HOUSTON — Authorities from local, state, and federal agencies said Tuesday that football fans coming to the city can expect high security — both seen and unseen — this week and on Super Bowl Sunday, but there are no known threats to the high-profile event that will attract tens of thousands of people to the area to watch the game.
“All eyes, around the world, will be on this event. And so we need to make sure that we are prepared,” said Chip Fulgham, deputy undersecretary for the Department of Homeland Security, during a press conference. “And I’ve got to tell you, this morning, walking around ... we are prepared.”
Officials said there will be an increase in uniformed officers, police K9 units, and low-flying helicopters downtown this week.

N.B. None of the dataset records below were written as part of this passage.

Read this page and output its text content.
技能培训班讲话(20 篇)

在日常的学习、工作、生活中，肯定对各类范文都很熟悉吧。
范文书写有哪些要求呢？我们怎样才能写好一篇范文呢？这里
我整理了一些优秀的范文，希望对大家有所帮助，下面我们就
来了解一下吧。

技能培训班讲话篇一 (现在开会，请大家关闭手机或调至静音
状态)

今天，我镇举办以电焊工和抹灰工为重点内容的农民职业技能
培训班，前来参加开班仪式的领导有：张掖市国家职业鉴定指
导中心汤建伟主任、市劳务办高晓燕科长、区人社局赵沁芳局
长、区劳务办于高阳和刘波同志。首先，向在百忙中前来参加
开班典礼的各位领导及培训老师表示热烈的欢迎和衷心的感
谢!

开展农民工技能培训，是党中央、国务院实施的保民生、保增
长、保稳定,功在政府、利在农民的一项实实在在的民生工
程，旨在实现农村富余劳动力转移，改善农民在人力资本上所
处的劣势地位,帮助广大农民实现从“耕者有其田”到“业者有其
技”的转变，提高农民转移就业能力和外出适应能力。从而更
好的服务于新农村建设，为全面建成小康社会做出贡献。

But there will also be behind-the-scenes security measures in play to help protect the public.
Additionally, Fulgham said officials will rely on the eyes and ears of sports fans, who he encouraged to report any and all suspicious activity.
“If you see something, say something,” he said. “And act by immediately reporting to local authorities. Public safety is all of our responsibility, collectively.”
The Department of Homeland Security is working closely with the NFL, Houston Police, Texas State Police, and the FBI to ensure safety throughout the week of events, which includes a series concerts and other interactive activities like the NFL Experience.
Houston Police Chief Art Acevedo said beyond security measures, police have been targeting issues like human trafficking and prostitution, which he said is always a challenge when a large event such as the Super Bowl comes to a city.
There have already been 38 arrests related to prostitution as of Tuesday. Acevedo stressed that the most important aspect of the department’s operation to curb prostitution has been focused on helping women who are victims of trafficking.
“That is not a victimless crime, and we will take it very seriously,” he said.
Officials also touched on issues that could arise from President Donald Trump’s recent executive order limiting travel into the US for people from certain countries in the Middle East. Recent protests have erupted around the country because of the order, and attracted thousands of participants.
“We’re not concerned with protests,” Acevedo said. “We have a really long history of having responsible activists in our community that have a long-standing working relationship with the Houston Police department.”
He warned anyone not from Houston who wants to “come in from the outside and cause problems” that they will be greatly outnumbered by activists who care about their message, and what they want to convey.
“They will be the first ones to stand up to anybody,” he said. “But we’re ready.”
As for game day, NFL officials said fans should “come prepared,” and expect to go through metal detectors and a “pat down search” when they arrive.
Consistent with most gaming operations, bags that are clear plastic or vinyl and do not exceed 12-by-6-by-12 inches in size, will be permitted into the stadium, as will one-gallon clear plastic freezer bags containing items. Exceptions will be made for necessary medical items, officials said.
Prohibited items include purses, coolers, briefcases, backpacks, fanny packs, luggage, computer bags, and large seat cushions with compartments or covers. There’s no capacity to store any of the items not allowed inside the venue, so fans are advised to either leave them in the car, or not bring them at all.
“While the level of security here is high, there should only be moderate inconvenience,” said Cathy Lanier, senior vice president of security for the NFL. “We strongly do believe our fans will be safe, and we have no concerns after they enter, except rooting for their favorite team.”